Spokój i konsekwencja - relacja z meczu Polska - Portoryko

Polskie siatkarki mocnym akcentem zakończyły udział w interkontynentalnym turnieju kwalifikacyjnym do Igrzysk Olimpijskim - w niedzielę podopieczne Marco Bonitty, które już wcześniej zapewniły sobie udział w najważniejszej sportowej imprezie, w trzech krótkich partiach pokonały reprezentację Portoryko. Spotkanie przebiegało w nieco ospałym tempie, a Polki wyraźnie chciały zapewnić sobie sukces najmniejszym nakładem sił.

Lidia Łydka
Lidia Łydka

Polska: Dziękiewicz, Barańska, Skorupa, Ciaszkiewicz, Bednarek, Skowrońska, Zenik (libero)

Portoryko: Mojica, Alvarez, A. Cruz, E. Cruz, Ocasio, Torregrosa, Seilhamer (libero) oraz Colon, Ruiz, S. Ocasio

Niedzielny pojedynek rozpoczął udany blok polskiego zespołu, który zagrał dziś w mocno odmienionym składzie.

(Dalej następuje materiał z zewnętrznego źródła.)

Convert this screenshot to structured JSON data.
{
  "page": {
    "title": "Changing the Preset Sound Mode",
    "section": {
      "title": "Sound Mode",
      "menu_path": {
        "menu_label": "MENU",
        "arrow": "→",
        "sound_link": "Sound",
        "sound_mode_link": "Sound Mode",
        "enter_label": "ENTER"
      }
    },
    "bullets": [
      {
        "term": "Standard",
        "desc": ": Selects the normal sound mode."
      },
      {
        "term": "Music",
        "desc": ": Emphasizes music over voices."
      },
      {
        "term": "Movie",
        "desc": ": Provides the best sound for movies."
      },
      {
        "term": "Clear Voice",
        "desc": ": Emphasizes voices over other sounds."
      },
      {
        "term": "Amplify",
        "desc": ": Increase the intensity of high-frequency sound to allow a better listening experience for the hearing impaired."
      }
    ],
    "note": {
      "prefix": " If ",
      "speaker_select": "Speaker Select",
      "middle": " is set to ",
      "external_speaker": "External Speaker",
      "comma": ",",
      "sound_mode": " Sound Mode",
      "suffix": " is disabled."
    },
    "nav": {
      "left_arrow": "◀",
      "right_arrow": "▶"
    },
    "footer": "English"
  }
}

W Tokio, po raz pierwszy w tym turnieju, całe spotkanie zagrały: przyjmująca Karolina Ciaszkiewicz oraz rozgrywająca Katarzyna Skorupa.

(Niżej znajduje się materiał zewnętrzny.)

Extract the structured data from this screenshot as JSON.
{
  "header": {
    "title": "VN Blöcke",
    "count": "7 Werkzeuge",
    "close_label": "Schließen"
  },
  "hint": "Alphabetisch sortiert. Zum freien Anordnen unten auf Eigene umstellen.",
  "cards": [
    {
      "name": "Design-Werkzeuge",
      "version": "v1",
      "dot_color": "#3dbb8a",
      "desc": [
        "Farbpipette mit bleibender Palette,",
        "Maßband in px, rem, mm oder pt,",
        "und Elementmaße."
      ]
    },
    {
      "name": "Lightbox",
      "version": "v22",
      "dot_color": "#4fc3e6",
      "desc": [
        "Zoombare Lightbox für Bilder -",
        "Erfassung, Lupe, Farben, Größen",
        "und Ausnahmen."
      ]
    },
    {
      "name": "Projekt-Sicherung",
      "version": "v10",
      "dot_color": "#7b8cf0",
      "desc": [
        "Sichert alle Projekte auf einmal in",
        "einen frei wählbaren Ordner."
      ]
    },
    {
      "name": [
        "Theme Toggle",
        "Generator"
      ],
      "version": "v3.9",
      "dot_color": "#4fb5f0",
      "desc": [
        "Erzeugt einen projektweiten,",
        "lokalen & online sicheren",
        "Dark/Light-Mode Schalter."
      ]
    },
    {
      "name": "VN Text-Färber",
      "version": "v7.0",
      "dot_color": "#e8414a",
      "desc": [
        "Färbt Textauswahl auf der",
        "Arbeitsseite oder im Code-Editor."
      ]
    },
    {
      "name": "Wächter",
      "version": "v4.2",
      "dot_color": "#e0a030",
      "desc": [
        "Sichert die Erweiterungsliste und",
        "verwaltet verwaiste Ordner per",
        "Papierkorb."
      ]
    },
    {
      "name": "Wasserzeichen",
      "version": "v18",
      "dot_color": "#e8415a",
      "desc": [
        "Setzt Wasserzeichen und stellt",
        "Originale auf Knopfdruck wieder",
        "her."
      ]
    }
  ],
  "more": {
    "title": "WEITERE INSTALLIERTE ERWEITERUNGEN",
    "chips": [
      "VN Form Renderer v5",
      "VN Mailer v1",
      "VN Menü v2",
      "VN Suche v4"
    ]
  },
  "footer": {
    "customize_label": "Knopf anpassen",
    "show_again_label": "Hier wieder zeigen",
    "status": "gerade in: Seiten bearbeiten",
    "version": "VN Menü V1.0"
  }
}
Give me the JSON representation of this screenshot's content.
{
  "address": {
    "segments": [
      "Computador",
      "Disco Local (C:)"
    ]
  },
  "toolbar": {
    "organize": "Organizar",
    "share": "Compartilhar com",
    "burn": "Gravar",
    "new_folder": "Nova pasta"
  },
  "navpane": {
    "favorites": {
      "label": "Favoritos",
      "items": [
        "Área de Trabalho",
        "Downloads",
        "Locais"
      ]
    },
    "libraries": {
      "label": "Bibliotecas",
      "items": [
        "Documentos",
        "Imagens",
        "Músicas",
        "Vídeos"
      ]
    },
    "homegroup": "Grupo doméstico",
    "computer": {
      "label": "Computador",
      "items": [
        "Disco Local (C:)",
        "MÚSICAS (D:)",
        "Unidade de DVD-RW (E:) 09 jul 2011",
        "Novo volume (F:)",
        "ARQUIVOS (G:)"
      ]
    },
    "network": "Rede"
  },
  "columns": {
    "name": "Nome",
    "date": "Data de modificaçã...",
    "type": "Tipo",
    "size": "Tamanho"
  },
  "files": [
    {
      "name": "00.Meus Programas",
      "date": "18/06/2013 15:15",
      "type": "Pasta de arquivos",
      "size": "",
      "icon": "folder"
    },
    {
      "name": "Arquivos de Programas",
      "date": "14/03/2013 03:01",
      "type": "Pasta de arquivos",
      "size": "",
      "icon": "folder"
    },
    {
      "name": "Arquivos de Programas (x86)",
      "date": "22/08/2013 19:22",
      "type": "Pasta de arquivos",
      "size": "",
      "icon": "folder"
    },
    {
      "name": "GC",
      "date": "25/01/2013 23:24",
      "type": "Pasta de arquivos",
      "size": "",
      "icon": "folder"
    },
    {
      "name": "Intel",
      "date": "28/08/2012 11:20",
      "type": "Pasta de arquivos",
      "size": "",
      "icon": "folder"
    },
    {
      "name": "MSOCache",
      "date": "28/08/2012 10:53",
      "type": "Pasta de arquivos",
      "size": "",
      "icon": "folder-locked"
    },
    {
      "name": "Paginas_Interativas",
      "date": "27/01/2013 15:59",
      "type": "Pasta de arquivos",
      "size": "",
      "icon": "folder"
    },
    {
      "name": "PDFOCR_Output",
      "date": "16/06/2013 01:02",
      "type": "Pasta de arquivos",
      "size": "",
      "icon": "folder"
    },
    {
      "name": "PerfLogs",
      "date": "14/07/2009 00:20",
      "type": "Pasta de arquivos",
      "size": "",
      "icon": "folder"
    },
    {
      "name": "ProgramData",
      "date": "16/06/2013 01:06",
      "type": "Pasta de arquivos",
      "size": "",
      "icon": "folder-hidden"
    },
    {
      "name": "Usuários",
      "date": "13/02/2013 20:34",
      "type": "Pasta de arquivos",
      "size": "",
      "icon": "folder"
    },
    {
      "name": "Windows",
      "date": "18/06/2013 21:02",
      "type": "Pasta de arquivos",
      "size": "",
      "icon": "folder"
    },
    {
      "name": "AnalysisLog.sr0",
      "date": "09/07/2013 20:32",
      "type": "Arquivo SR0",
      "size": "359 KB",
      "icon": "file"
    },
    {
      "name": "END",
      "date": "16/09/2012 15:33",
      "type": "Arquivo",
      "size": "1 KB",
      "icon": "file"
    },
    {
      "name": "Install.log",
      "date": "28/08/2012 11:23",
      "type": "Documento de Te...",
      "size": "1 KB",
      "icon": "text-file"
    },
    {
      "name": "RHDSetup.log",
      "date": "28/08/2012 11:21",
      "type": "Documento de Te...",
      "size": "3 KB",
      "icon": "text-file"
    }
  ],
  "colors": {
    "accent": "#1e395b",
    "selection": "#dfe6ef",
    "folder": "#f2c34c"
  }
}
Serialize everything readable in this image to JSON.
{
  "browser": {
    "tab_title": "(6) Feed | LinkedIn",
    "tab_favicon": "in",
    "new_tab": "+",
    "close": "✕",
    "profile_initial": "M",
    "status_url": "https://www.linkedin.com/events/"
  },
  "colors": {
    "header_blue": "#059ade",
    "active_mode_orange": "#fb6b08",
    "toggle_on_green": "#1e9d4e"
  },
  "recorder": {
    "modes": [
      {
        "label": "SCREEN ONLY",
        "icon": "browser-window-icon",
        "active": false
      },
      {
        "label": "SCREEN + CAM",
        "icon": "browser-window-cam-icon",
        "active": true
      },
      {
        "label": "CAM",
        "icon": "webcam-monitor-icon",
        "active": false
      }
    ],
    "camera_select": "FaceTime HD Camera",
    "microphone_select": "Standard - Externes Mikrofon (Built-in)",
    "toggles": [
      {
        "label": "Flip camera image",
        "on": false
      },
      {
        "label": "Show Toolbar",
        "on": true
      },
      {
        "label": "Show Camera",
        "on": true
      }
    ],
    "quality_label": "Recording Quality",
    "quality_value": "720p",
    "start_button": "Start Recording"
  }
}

Pierwsza przerwa techniczna to minimalne prowadzenie podopiecznych trenera Marco Bonitty, które dał im nieudany atak jednej z liderek Portoryko - Cariny Ocasio (8:7). Przez całą partię utrzymywała się niewielka przewaga polskich siatkarek (13:12, 16:14, 18:15), mimo iż rywalki zapisały na swoim koncie kilka udanych i widowiskowych akcji ofensywnych (Alvarez, A. Cruz czy C. Ocasio). Odsłonę zakończył efektowny atak Agnieszki Bednarek ze środka (25:22).

Drugi set nie przyniósł zmiany obrazu gry, a Polki – grając z opanowaniem i pełnym wyrachowaniem - powoli budowały swoją przewagę (8:6, 16:14). Znakomita kontra Anny Barańskiej dała biało - czerwonym znaczące już prowadzenie (20:15), które jednak błyskawicznie stopniało m.in. po serii bloków Portorykanek powstrzymujących Karolinę Ciaszkiewicz i dwukrotnie - Katarzynę Skowrońską (20:19). Końcówka partii należała już do polskiego zespołu, a ataki Agnieszki Bednarek i skuteczny blok dały nam wygraną (25:22).

Trzecia partia to aktywniejsza gra Portorykanek na siatce i w obronie, co dało im kilka cennych punktów i pierwsze prowadzenie w meczu (2:3, 5:6). Rywalki Polek miały jednak widoczne problemy z utrzymaniem wysokiego poziomu własnej gry, udane akcje przeplatając kompletnie nieudanymi (8:7 - zepsuta zagrywka Alvares, 11:12 - atak C. Ocasio). Druga przerwa techniczna to przewaga polskiego zespołu (16:14), ale i tym razem Portorykanki błyskawicznie doprowadziły do wyrównania (16:16), dzięki dobremu atakowi Torregrosa i trudnej zagrywce Ruiz. Jednak to było wszystko, na co dziś było stać zawodniczki z Portoryko, a kolejne ich błędy (C. Ocasio, Torregrosa) przy skutecznych akcjach Polek (Karolina Ciaszkiewicz, Katarzyna Skowrońska) dały wygraną biało-czerwonym (25:22).